Whereas Taylor helped him grow stronger mentally, Briscoe deserves the credit for growing stronger physically. He has added 10 pounds of muscle since arriving at UT as a rail-thin freshman two years ago.

"I'm a lot stronger," he said. "I've gained weight. Trooper has pushed me to be more physical, to drop my shoulder and run somebody over … not run out of bounds or look to get down. That's something I did my freshman year – catch the ball, get the yards you can get, then get down to save your body for the next play.

"He's really changed that. It's not about saving your body for the next play. It's the play right now that counts."

After catching just four passes as a freshman and five as a sophomore, Briscoe is on pace to catch 68 balls this season. He recorded team-highs for both receptions (8) and receiving yards (76) last Saturday against No. 3 Florida. Naturally, that provided a huge emotional lift.

"To go out and be physical, the way Trooper has helped me become, has really got my confidence up," he said. "It really helped that it was against Florida – a good SEC football team – as far as knowing I can do it on an every-day basis."

With Austin Rogers and Lucas Taylor filling the wide receiver positions, Briscoe has found a niche as the "Y" or slot receiver. A big part of his job is going over the middle, a task which requires a level of toughness he lacked prior to this fall.

"We have good speed between Lucas and Austin on the outside," he said. "Just keeping the safety true is what I try to do, so those two guys can't get double-covered.
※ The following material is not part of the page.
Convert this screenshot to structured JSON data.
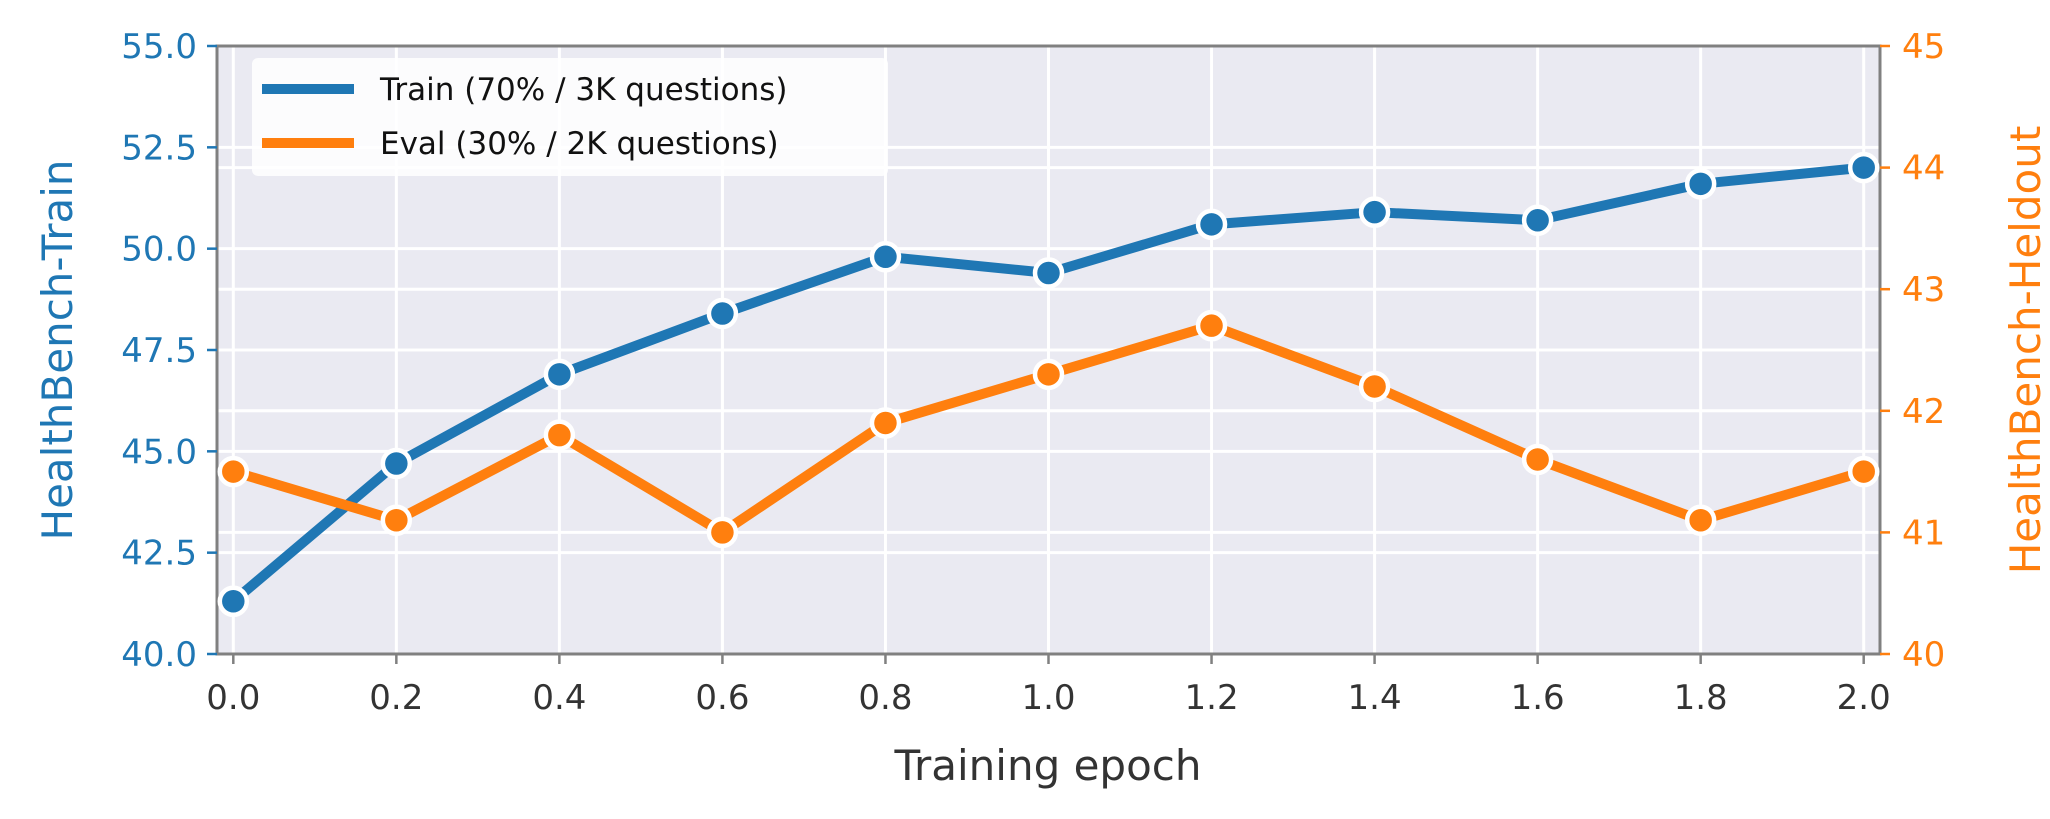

It's the same role that Bret Smith played last year – a guy in the middle to give the quarterback another option."

Now that Briscoe has had a breakout-type game against Florida, what's the next step?

"Just go back to practice and make the tough catches," he said. "There was a couple of catches in the game that I should've made, where the defensive back was over my back or something. I've just got to continue to work on that."